If you’re reading this, I am no longer on island time. My family spent the past week in a beach house in Cape Cod for some post-dad-dying togetherness time. It’s been nice to lie on beaches and read and walk around little main drags in flipflops and dress like an awful tourist. But sadly, the week was beset with sporadic downpours that meant we had to retreat inside a lot of the time. It was during these periods that I discovered something remarkable.
Me and my wife’s bedroom has a little wall-mounted Roku TV. It’s not hooked up to any actual cable television, but like most modern television it fakes it til it makes it. Its “Live TV” section is full of hundreds of bespoke streaming channels with their own individual fixations. It’s set up to look like real TV, but on close inspection you’ll find that rather than FX or TNT you’ll only find Murder She Wrote Channel or Best of Duck Dynasty or Dateline 24/7.

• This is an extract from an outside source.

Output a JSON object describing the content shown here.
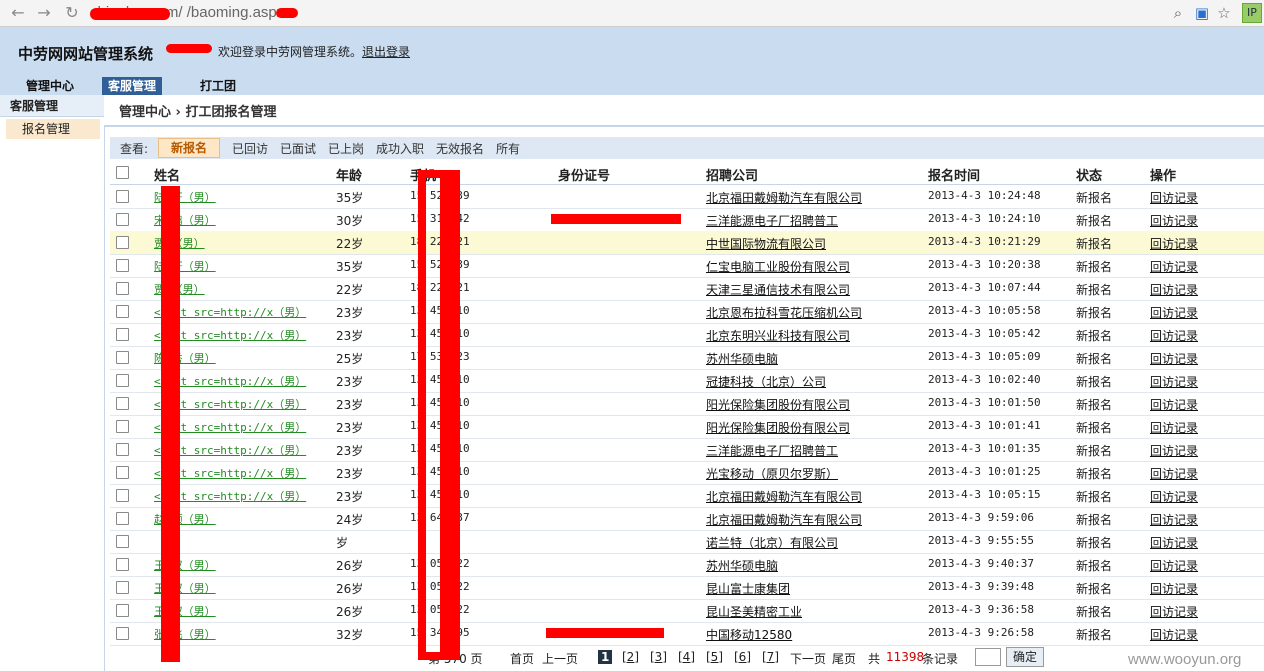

These are “television” in that they are broadcast continuously, so you can tune in in the middle of an episode and watch it roll into the next one. But the thing about real live television is that there are some concessions made to the limitations of an organized broadcast. Schedules are made with some degree of specificity for what day and time programs might perform best. There is a large variety of advertisements for actual products. Broadcast days actually end at a certain point, and fill the wee hours with infomercials or dead air. This introduces a new dimension to the human connection live TV provides—it’s not just that you’re sharing the viewing experience with people across the country, you’re also watching something curated by human hands.

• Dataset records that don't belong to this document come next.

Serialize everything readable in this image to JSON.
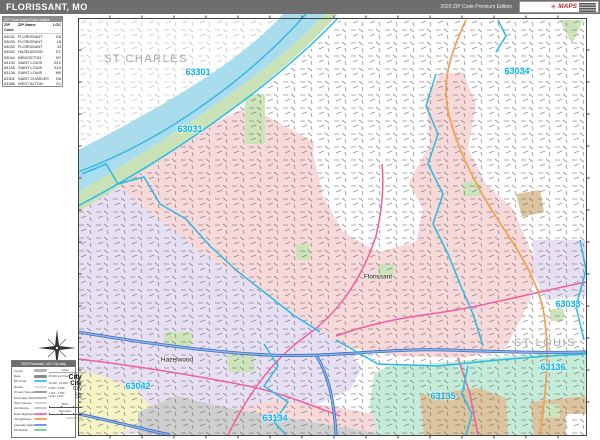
{
  "title_bar": {
    "title": "FLORISSANT, MO",
    "edition": "2020 ZIP Code Premium Edition",
    "logo_text": "MAPS"
  },
  "zip_index": {
    "header": "ZIP Code Index/Grid Locator",
    "columns": [
      "ZIP Code",
      "ZIP Name",
      "LOC"
    ],
    "rows": [
      {
        "code": "63031",
        "name": "FLORISSANT",
        "loc": "E5"
      },
      {
        "code": "63033",
        "name": "FLORISSANT",
        "loc": "L8"
      },
      {
        "code": "63034",
        "name": "FLORISSANT",
        "loc": "J3"
      },
      {
        "code": "63042",
        "name": "HAZELWOOD",
        "loc": "D7"
      },
      {
        "code": "63044",
        "name": "BRIDGETON",
        "loc": "B7"
      },
      {
        "code": "63134",
        "name": "SAINT LOUIS",
        "loc": "G10"
      },
      {
        "code": "63135",
        "name": "SAINT LOUIS",
        "loc": "K10"
      },
      {
        "code": "63136",
        "name": "SAINT LOUIS",
        "loc": "M9"
      },
      {
        "code": "63301",
        "name": "SAINT CHARLES",
        "loc": "D6"
      },
      {
        "code": "63386",
        "name": "WEST ALTON",
        "loc": "G1"
      }
    ]
  },
  "legend": {
    "header": "2020 Florissant, MO City Map",
    "items": [
      {
        "label": "County",
        "color": "#b3b3b3"
      },
      {
        "label": "State",
        "color": "#8c8c8c"
      },
      {
        "label": "ZIP Code",
        "color": "#4ec9ef"
      },
      {
        "label": "Streets",
        "color": "#d9d9d9"
      },
      {
        "label": "Primary Streets",
        "color": "#9e9e9e"
      },
      {
        "label": "Secondary Streets",
        "color": "#bdbdbd"
      },
      {
        "label": "Minor Streets",
        "color": "#d4d4d4"
      },
      {
        "label": "Exit Ramps",
        "color": "#c9c9c9"
      },
      {
        "label": "State Highways",
        "color": "#f07ab0"
      },
      {
        "label": "US Highways",
        "color": "#f5a55c"
      },
      {
        "label": "Interstate Highways",
        "color": "#6d9ce0"
      },
      {
        "label": "Toll Roads",
        "color": "#7fcf9a"
      }
    ],
    "cities_header": "Cities",
    "city_sizes": [
      {
        "label": "25,000 and Over",
        "sample": "City"
      },
      {
        "label": "10,000 - 24,999",
        "sample": "City"
      },
      {
        "label": "5,000 - 9,999",
        "sample": "City"
      },
      {
        "label": "1,000 - 4,999",
        "sample": "City"
      },
      {
        "label": "Under 1,000",
        "sample": "City"
      }
    ],
    "scale": {
      "miles": "Miles",
      "kilometers": "Kilometers"
    },
    "footnote": "MarketMAPS"
  },
  "map": {
    "zip_labels": [
      {
        "text": "63301"
      },
      {
        "text": "63031"
      },
      {
        "text": "63034"
      },
      {
        "text": "63033"
      },
      {
        "text": "63136"
      },
      {
        "text": "63135"
      },
      {
        "text": "63134"
      },
      {
        "text": "63042"
      }
    ],
    "area_labels": [
      {
        "text": "ST CHARLES"
      },
      {
        "text": "ST LOUIS"
      }
    ],
    "city_labels": [
      {
        "text": "Florissant"
      },
      {
        "text": "Hazelwood"
      }
    ]
  },
  "colors": {
    "zip_label": "#00b4ef",
    "zone_pink": "#f7d9da",
    "zone_lavender": "#e6e0f2",
    "zone_mint": "#c4ecd9",
    "zone_yellow": "#f6f3c4",
    "airport_gray": "#cfcfcf",
    "zone_tan": "#dbc49e",
    "river_blue": "#a9dcec",
    "park_green": "#cde4bb",
    "interstate_blue": "#5b8fd9",
    "state_highway_pink": "#ee5fa4",
    "us_highway_orange": "#f2a253",
    "boundary_cyan": "#2cb9e6"
  }
}
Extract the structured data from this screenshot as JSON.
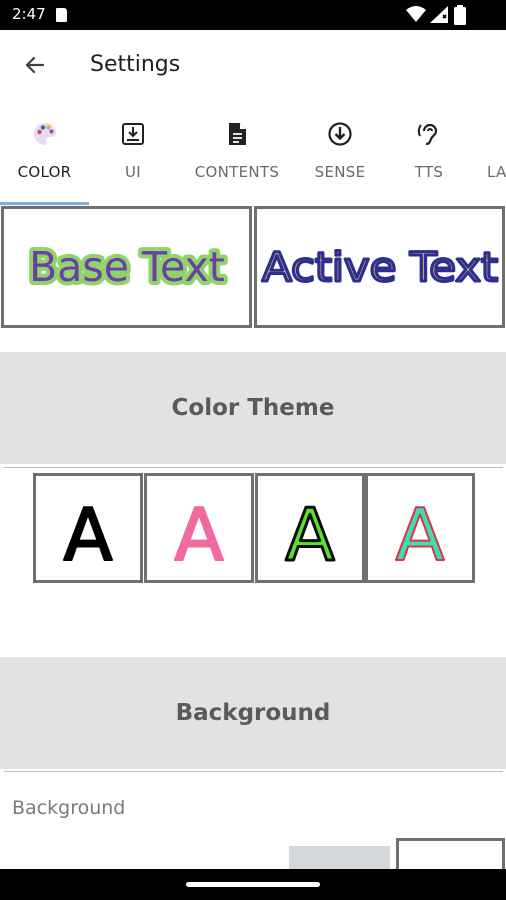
{
  "status_bar": {
    "time": "2:47",
    "icons": [
      "sd-card-icon",
      "wifi-icon",
      "signal-icon",
      "battery-icon"
    ]
  },
  "app_bar": {
    "title": "Settings",
    "back_icon": "arrow-back-icon"
  },
  "tabs": [
    {
      "label": "COLOR",
      "icon": "palette-icon",
      "active": true
    },
    {
      "label": "UI",
      "icon": "download-box-icon",
      "active": false
    },
    {
      "label": "CONTENTS",
      "icon": "document-icon",
      "active": false
    },
    {
      "label": "SENSE",
      "icon": "arrow-circle-down-icon",
      "active": false
    },
    {
      "label": "TTS",
      "icon": "hearing-icon",
      "active": false
    },
    {
      "label": "LA",
      "icon": "",
      "active": false
    }
  ],
  "preview": {
    "base_text": "Base Text",
    "active_text": "Active Text",
    "base_fill": "#6b3fa8",
    "base_stroke": "#8fd36a",
    "active_fill": "#c8b47a",
    "active_stroke": "#2c2f8f"
  },
  "sections": {
    "color_theme": "Color Theme",
    "background": "Background"
  },
  "themes": [
    {
      "letter": "A",
      "fill": "#000000",
      "stroke": "#000000"
    },
    {
      "letter": "A",
      "fill": "#f06aa0",
      "stroke": "#f06aa0"
    },
    {
      "letter": "A",
      "fill": "#5be02c",
      "stroke": "#0a0a0a"
    },
    {
      "letter": "A",
      "fill": "#38e0b0",
      "stroke": "#e0304a"
    }
  ],
  "background": {
    "label": "Background"
  }
}
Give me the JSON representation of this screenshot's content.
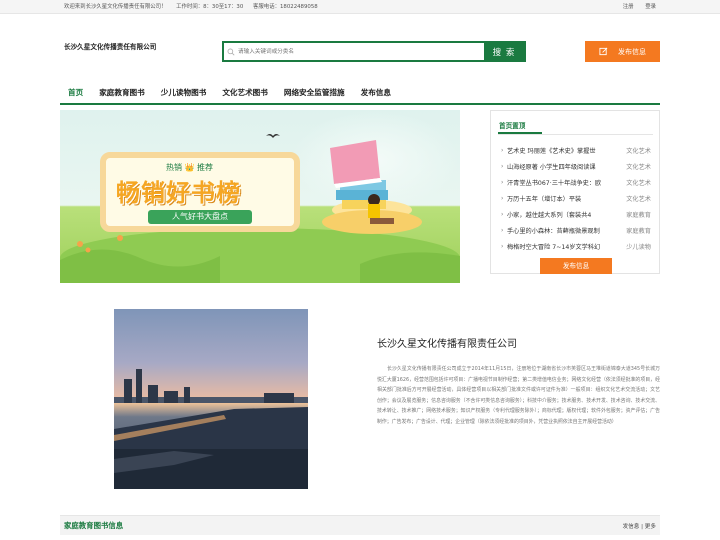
{
  "topbar": {
    "welcome": "欢迎来到长沙久星文化传播责任有限公司！",
    "hours": "工作时间：8：30至17：30",
    "phone": "客服电话：18022489058",
    "register": "注册",
    "login": "登录"
  },
  "header": {
    "company": "长沙久星文化传播责任有限公司",
    "search_placeholder": "请输入关键词或分类名",
    "search_button": "搜 索",
    "publish_button": "发布信息"
  },
  "nav": {
    "items": [
      "首页",
      "家庭教育图书",
      "少儿读物图书",
      "文化艺术图书",
      "网络安全监管措施",
      "发布信息"
    ]
  },
  "banner": {
    "hot": "热销 👑 推荐",
    "title": "畅销好书榜",
    "subtitle": "人气好书大盘点"
  },
  "sidebar": {
    "title": "首页置顶",
    "items": [
      {
        "title": "艺术史 玛丽莲《艺术史》掌握世",
        "category": "文化艺术"
      },
      {
        "title": "山海经原著 小学生四年级阅读课",
        "category": "文化艺术"
      },
      {
        "title": "汗青堂丛书067·三十年战争史：欧",
        "category": "文化艺术"
      },
      {
        "title": "万历十五年（增订本）平装",
        "category": "文化艺术"
      },
      {
        "title": "小家，越住越大系列（套装共4",
        "category": "家庭教育"
      },
      {
        "title": "手心里的小森林：苔藓瓶微景观制",
        "category": "家庭教育"
      },
      {
        "title": "梅格时空大冒险 7~14岁文学科幻",
        "category": "少儿读物"
      }
    ],
    "publish": "发布信息"
  },
  "about": {
    "title": "长沙久星文化传播有限责任公司",
    "text": "长沙久星文化传播有限责任公司成立于2014年11月15日，注册地位于湖南省长沙市芙蓉区马王堆街道锦泰大道345号长城万悦汇大厦1626，经营范围包括许可项目：广播电视节目制作经营；第二类增值电信业务；网络文化经营（依法须经批准的项目，经相关部门批准后方可开展经营活动，具体经营项目以相关部门批准文件或许可证件为准）一般项目：组织文化艺术交流活动；文艺创作；会议及展览服务；信息咨询服务（不含许可类信息咨询服务）；科技中介服务；技术服务、技术开发、技术咨询、技术交流、技术转让、技术推广；网络技术服务；知识产权服务（专利代理服务除外）；商标代理；版权代理；软件外包服务；资产评估；广告制作；广告发布；广告设计、代理；企业管理（除依法须经批准的项目外，凭营业执照依法自主开展经营活动）"
  },
  "section": {
    "title": "家庭教育图书信息",
    "links": "发信息 | 更多"
  },
  "colors": {
    "brand_green": "#1a7a40",
    "accent_orange": "#f47920"
  }
}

Not so with these streaming channels. Their schedules appear to be assembled entirely at random. Since they require minimal human input to operate, they can run nonstop. And since they aren’t playing for ratings, there’s no need to diversify their lineups. It can just be one thing, always, forever. It feels more like binging a TV show on streaming, only you’ve put it on shuffle. These streaming channels feel fundamentally lonely. They’re replicating the substance of the channel-surfing experience but failing to grasp the soul of the endeavor. I think this is probably the future of televised entertainment.
On the first night in the beach house, we decided to tune into one of these channels. It was called MovieHub. MovieHub was on the front page of Roku’s “Live TV” section. It gave no indication as to what its programming would be like, except for presumably featuring movies. There was no schedule, so we had no way of knowing what was playing when we turned it on, or what would be playing throughout the week. MovieHub was a mystery box. Something strange and wonderful was inside every time we looked. Here are notes from our journey into the new frontier of television.